Ray Dillinger wrote:
same). your problem is that it works perfectly well the other way around: james who says that the nazis are evil is wrong because he is himself evil, and he is evil because the nazis say so (because if he says bad things about the nazis, he must be part of the jew world conspiracy). on a pure logical level, these two statements have identical truth values. since they collide, the only possible conclusion is that they're both wrong.
That's true, but I do not think it means what you think it means.
To start with, james, who is not nearly as famous for his crimes as the nazis are for theirs, can be assumed not to have committed nearly as many atrocities as the nazis. Murders on one side -- six million (est.) Murders on the other side -- unknown, but I'm pretty sure we'd have heard about someone who committed more than a few hundred. The logic as presented flawlessly distinguishes the evil ones in this case.
you are ignoring that "the nazis" is a far larger group than james is. also, you're only arguing body count. the nazis were not arguing that the jews were KILLING the "aryan race", at least not in the immediate murder sense. of course the comparison is flawed. to make it more equal, one would have to compare two groups, say the jews and the nazis. both thought of the other as the ultimate evil. the nazis went to kill the jews, justifying their deeds with the fear that the jews would otherwise be doing evil to them. according to james' definition, they (the nazis) were actually the GOOD guys! that's the point. you can use the "evil people are those who harm others, good people are those who fight evil people" definition to justify ANYTHING. now I definitely don't say the nazis are good (my grandfather died in a nazi prison).
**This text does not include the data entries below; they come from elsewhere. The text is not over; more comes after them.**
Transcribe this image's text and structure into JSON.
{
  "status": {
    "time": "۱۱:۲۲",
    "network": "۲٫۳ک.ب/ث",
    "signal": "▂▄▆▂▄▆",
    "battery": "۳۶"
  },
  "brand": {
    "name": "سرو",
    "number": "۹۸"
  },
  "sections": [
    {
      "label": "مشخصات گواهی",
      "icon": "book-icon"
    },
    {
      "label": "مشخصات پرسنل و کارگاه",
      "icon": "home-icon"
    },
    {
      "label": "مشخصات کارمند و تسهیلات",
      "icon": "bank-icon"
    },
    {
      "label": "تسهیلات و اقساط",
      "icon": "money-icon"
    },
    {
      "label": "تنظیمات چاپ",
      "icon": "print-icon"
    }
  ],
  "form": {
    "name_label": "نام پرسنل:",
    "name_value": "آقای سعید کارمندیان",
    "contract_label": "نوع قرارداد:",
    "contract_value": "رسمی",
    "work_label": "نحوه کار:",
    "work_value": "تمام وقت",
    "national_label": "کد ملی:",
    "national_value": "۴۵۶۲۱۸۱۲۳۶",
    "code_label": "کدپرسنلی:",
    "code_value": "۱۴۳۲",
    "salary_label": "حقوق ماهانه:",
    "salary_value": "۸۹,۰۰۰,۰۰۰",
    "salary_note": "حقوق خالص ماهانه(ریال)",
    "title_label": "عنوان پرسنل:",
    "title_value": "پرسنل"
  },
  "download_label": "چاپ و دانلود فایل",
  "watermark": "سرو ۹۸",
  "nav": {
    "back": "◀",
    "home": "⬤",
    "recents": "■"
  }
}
I just say that even though I would agree calling them "evil", that is still a subjective category, and I don't demand that the rest of the universe agree with me.
The fact that each side can say the same things about the others is beside the point. I can say that pigs fly, and I can say that birds fly. On a pure logical level, these two statements are identical. Hence the only possible conclusion is that they're both wrong? Uh, no. The only possible conclusion is that it's necessary to observe pigs and birds and *see* which statement, if any, is true.
the difference is that your "I say" are comments about actual, observable events in the outside world. james' "I say" relate to non-observable phenomena, where a "verification through observation" approach isn't in the range of options.